情報モラルを主体的に教える 内閣府会議で高校生が提案

高校生が主体となってICTの利活用を議論――。内閣府の、青少年のインターネット環境の整備に関する検討会は12月5日、第43回会合を開いた。情報モラルやICTの利活用を話し合う「高校生ICTカンファレンス」の代表の高校生が報告を行った。高校生らは、小中学生や大人に向けて、高校生が情報モラルやSNSの適切な使い方を教えるカンファレンスを各地で開催していくことを提案した。

高校生が主体となった情報モラルの在り方について提案する(左から)中本さんと佐藤さん

「高校生ICTカンファレンス」は、全国の高校生が集まり、情報モラルやICTの望ましい使い方について議論し、解決策となるアイデアを提案する活動で、2011年から毎年実施している。今年度は全国19地域で129校の高校生が参加し、11月には各地の代表生徒が都内に集まりサミットを開催した。

カンファレンスで提案されたアイデアを発表したのは、大阪府から参加した中本凜奈さん(羽衣学園高校2年生)と佐賀県から参加した佐藤雄貴さん(佐賀清和高校3年生)。

中本さんらは、子供は十分な知識がないままSNSを使用するうちに、SNSの中で理想の自分を求めるようになり、本来の自分を見失ってしまう悪循環に陥りやすいと指摘。

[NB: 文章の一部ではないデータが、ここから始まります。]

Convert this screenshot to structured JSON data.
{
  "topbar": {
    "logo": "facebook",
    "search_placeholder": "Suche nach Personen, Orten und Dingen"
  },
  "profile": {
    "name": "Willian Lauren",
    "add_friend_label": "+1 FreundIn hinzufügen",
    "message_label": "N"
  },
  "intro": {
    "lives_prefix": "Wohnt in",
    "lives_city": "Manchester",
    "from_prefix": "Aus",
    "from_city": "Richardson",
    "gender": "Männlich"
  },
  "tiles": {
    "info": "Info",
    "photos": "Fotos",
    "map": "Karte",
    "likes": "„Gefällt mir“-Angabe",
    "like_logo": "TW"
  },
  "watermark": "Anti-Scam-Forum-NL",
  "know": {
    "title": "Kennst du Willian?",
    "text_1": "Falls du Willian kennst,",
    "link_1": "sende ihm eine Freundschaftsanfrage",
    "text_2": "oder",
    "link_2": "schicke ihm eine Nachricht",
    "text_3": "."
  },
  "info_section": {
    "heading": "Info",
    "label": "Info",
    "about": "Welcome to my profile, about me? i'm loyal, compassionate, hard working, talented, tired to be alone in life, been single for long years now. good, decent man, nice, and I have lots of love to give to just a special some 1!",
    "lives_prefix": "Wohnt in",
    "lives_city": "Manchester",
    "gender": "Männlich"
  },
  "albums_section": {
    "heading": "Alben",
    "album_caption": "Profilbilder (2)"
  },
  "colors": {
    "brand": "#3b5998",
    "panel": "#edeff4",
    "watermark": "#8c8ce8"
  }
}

この悪循環を断ち切るために、まずは高校生が主体的に自分たちのSNSの使い方について話し合う「クラスディスカッション」を学校の教育活動として行う必要があるとアピールした。

さらに、クラスディスカッションを踏まえて、SNSの望ましい使い方について、小中学生や地域住民に高校生が伝えていく機会を設けていくことも提案。そのための環境整備や支援を求めた。

佐藤さんは「高校生の中にも、SNSの使い方について積極的に考えようとしない人はいる。クラスディスカッションで発表の場を設けることで、そうした人たちも少しでも自分のこととして考えてくれるようになると思う」と提案の狙いを説明した。

中本さんは「カンファレンスに参加して、私たちはいろんな高校生と話し合う機会を得られたが、多くの高校生はそうではない。SNSの使い方について高校生が小中学生に伝えることは、高校生にとって主体的な学びになるし、その小中学生が高校生になって同じように教える機会があれば、いい循環が生まれる」とメリットを強調した。

高校生の提案を受けて委員からは「高校生が小中学生に教える役割を担ってくれれば、世代の違う大人と子供の間の橋渡しをしてくれる」といった好意的な意見が出た。